Но конечно, разоблачение «богемы» было цветочками по сравнению с ягодками, предназначенными православным, извечно страдающими нетерпимостью и фанатизмом. Не собственные больные «фэнтези» воплотил гениальный ребенок, а вполне правдоподобно воссоздал монастырские нравы новых извращенцев — со времен Дидро никто не дерзал… да и француз Дидро — не то, устарел, века протекли, наконец раздалось новое слово на пороге нового тысячелетия — «мистика конца»… И главное: на какие, спрашивается, шиши содержал маньяк убыточный клерикальный журнальчик? (Следовали тонкие намеки на «князей церкви».)
Словом, мир (его влиятельная космополитическая тусовка) обрадовался и возликовал, услышав про «Великого инквизитора» — кличка, данная Платону невежественной желтенькой прессой и подхваченная как косматыми и бородатыми «интеллектуалами», так и публикой попроще, не читавшей, но слыхавшей (перефразируя шутку Набокова) про «Братьев Карениных». И в радости этой сквозь ликованье уже проступала тоска и скука — тема иссякает — и тайный ужас.
Я вслушивался, вглядывался, сопоставлял и думал.
Дело о «ритуальных убийствах» взял на себя «центр», как только запахло «мировой общественностью»; и когда преступник заявил с телеэкрана (видеозапись допроса демонстрировали на пресс-конференциях столичного следователя), заявил, что покарал юных, но «великих грешников» (отсюда по аналогии пошла его кличка), и будет впредь судить и карать, его послали на обследование в известную клинику, известную также строгим режимом. Однако корпоративные связи психотерапевта в отношении меня сработали.

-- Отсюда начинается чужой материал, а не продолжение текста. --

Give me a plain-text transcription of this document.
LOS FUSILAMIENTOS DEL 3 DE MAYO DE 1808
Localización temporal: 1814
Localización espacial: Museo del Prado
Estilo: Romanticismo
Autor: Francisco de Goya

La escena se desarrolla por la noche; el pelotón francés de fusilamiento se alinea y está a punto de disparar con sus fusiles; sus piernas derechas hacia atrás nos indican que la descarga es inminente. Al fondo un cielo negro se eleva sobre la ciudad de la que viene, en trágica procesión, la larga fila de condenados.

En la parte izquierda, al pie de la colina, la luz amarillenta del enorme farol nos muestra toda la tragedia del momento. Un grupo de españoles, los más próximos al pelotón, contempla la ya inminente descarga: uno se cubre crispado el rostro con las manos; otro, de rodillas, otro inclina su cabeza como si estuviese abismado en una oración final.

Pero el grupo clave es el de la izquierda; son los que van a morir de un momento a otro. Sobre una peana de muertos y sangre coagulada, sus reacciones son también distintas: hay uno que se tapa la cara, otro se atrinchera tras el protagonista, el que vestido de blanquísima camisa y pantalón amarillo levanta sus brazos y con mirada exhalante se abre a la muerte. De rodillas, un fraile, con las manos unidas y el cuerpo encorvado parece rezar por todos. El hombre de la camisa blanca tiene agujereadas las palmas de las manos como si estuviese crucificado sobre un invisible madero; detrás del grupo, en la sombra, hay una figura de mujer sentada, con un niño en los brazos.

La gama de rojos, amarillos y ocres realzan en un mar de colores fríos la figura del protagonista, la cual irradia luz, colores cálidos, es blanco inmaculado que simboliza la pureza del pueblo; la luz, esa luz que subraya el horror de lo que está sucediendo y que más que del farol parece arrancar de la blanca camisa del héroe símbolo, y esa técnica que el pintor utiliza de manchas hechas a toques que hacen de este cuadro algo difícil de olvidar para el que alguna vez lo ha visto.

Там был сад, точнее, парк, и в нем одуряюще отцветала сирень напоминанием о тереме, в котором «отрада»; горячились голубизною небеса и разговаривали птицы. Все, как у нас за высокой каменной оградой, но на скамейке напротив покуривал толстый санитар в белом и глухом, как у мясника, одеянии.
Платон демонстративно сел подальше от меня. Я было придвинулся, однако он каким-то испуганным жестом остановил мое движение… ну, у них тут свои порядки. В литературоведе (диковатое лицо, неухоженная борода и в целом как бы налет пыли) появилось нечто от юродивого, который вот-вот обернется монстром. Он шепнул, дернувшись:
— Купите у него сигарет. Мою пачку психи украли.
— Я вам принес.
Он сладострастно закурил.
— Что ж вы так обеднели-то?
— Я мученик за веру.
— Да ну? А вы свяжитесь с Вагнером и возьмите деньги.
— За что?
— За «Марию Магдалину». Быть не может, чтоб вы ее уничтожили.
Платон засмеялся.
— Издатель наймет самого крутого адвоката, который сумеет перевести вас в тюрьму, даже в отдельную камеру…
— Зачем?
— …где вы продолжите «сериал» или создадите шедевр о своих муках… и мировая слава коснется мученика золотым крылом. А там, понятно, помилование от президента.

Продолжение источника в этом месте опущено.